Ports surveyed in this report include the six major container reports in North Europe: le Havre, Antwerp, Zeebrugge, Rotterdam, Bremen/Bremerhaven, and Hamburg.
For 2011, the report is calling for imports to be up 8.6 percent to hit slightly more than 23 million TEU and exports are expected to grow slightly less than 7 percent to 16.63 million TEU.
In its previous edition, Hackett and Bremen said that 2010 in its entirety is forecasted at 15.23 million incoming TEU and 15.72 outgoing TEU for 12.9 and 11.2 percent gains, respectively, over 2009. Total 2010 volume remains very close to previous projections of 37.38 million TEU, which is 12.5 percent higher than 2009’s 33.22 million TEU.

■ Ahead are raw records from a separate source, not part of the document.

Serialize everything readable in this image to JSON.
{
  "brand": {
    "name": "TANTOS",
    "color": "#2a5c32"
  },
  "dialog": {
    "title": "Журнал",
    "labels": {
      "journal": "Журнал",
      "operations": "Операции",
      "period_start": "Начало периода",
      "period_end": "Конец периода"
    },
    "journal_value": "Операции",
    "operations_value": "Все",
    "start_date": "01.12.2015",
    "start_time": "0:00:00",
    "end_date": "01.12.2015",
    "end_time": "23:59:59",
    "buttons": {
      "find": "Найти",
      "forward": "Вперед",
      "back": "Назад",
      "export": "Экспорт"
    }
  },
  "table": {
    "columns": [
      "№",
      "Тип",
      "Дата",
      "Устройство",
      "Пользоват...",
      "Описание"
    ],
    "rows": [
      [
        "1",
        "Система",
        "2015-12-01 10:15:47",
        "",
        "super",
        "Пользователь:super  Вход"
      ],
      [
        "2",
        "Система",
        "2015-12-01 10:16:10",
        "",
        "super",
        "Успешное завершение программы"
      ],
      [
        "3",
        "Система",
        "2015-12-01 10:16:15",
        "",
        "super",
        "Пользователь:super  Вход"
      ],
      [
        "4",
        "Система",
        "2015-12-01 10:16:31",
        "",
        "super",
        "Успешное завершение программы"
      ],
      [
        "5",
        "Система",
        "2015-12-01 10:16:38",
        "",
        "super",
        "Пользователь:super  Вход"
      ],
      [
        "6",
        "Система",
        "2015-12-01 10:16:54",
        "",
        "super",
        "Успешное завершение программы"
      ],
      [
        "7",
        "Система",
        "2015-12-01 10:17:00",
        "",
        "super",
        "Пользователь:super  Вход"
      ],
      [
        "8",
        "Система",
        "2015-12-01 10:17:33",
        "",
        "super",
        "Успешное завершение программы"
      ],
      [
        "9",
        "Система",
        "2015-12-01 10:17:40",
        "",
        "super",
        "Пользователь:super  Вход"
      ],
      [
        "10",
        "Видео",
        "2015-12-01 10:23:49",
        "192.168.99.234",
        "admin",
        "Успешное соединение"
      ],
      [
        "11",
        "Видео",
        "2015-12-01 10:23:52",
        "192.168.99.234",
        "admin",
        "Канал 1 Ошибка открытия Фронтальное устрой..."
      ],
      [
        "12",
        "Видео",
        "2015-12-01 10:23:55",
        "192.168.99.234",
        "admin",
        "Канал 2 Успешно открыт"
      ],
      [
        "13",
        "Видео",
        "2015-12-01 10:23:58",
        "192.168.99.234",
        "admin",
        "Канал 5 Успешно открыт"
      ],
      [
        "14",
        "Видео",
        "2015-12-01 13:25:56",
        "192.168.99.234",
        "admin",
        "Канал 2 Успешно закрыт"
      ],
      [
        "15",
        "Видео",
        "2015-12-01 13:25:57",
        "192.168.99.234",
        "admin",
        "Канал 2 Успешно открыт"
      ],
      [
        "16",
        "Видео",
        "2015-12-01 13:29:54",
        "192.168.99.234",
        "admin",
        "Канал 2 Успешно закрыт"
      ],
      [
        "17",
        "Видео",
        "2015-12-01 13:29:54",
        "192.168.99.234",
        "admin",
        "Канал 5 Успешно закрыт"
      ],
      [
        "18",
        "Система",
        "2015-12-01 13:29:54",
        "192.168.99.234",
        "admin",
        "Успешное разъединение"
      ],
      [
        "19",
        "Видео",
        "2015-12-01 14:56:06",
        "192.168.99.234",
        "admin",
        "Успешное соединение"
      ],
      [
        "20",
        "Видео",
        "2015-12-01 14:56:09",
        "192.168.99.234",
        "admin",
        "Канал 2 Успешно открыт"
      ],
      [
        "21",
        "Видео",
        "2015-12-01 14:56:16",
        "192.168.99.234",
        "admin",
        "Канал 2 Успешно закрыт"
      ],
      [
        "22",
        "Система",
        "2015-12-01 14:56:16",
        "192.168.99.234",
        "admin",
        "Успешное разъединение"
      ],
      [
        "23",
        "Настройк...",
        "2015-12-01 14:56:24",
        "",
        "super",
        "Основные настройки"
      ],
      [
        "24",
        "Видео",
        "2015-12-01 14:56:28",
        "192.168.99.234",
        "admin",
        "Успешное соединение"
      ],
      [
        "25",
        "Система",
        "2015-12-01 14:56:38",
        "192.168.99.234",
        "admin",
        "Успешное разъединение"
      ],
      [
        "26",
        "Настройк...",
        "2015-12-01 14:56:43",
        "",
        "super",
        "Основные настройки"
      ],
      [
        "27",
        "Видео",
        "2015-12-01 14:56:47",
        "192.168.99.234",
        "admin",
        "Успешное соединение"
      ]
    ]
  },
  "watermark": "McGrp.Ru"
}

For December, the most recent month for which data is available, the report noted that total container volumes for all surveyed ports were estimated to have decreased by 2.2 percent—or 66,000 TEU (Twenty-foot Equivalent Units)—to 3.00 million TEU from November and were up 4.2 percent compared to December 2009.
The Port Tracker report added that December imports were up about 2.7 percent from November and exports were down about 3.5 percent from November. Imports and exports were up 3.4 percent and 2.1 percent, respectively, from December 2009, with incoming volumes at 1.2 million TEU and outgoing volumes at 1.27 million TEU and the remaining 0.53 million representing empties.
Ben Hackett, president of Hackett Associates, said in an interview that January and February were likely to be down in terms of volume, due in part to the Chinese New Year, before picking up in March, adding that the first quarter should end up being stronger than the third or fourth quarters.
Even with increases expected, Hackett cautioned that austerity packages in place throughout European countries need to be monitored when it comes to assessing future growth, coupled with economic weakness for some southern European Union members and rising inflation.
When asked about capacity, Hackett said that there is more than enough capacity to handle European imports and exports, following a 2010 which saw carriers removing capacity in the third quarter of 2010 and then bringing it back in the fourth quarter, with some carriers again pulling capacity as volumes declined towards the end of 2010, which caused freight rates to drop as carriers tried to hold onto market share.
“There is more than enough capacity at the moment, as nobody has removed much the fourth quarter,” said Hackett. “Excess capacity has been driving freight rates down a bit, too. There are no container or capacity shortages at this point.”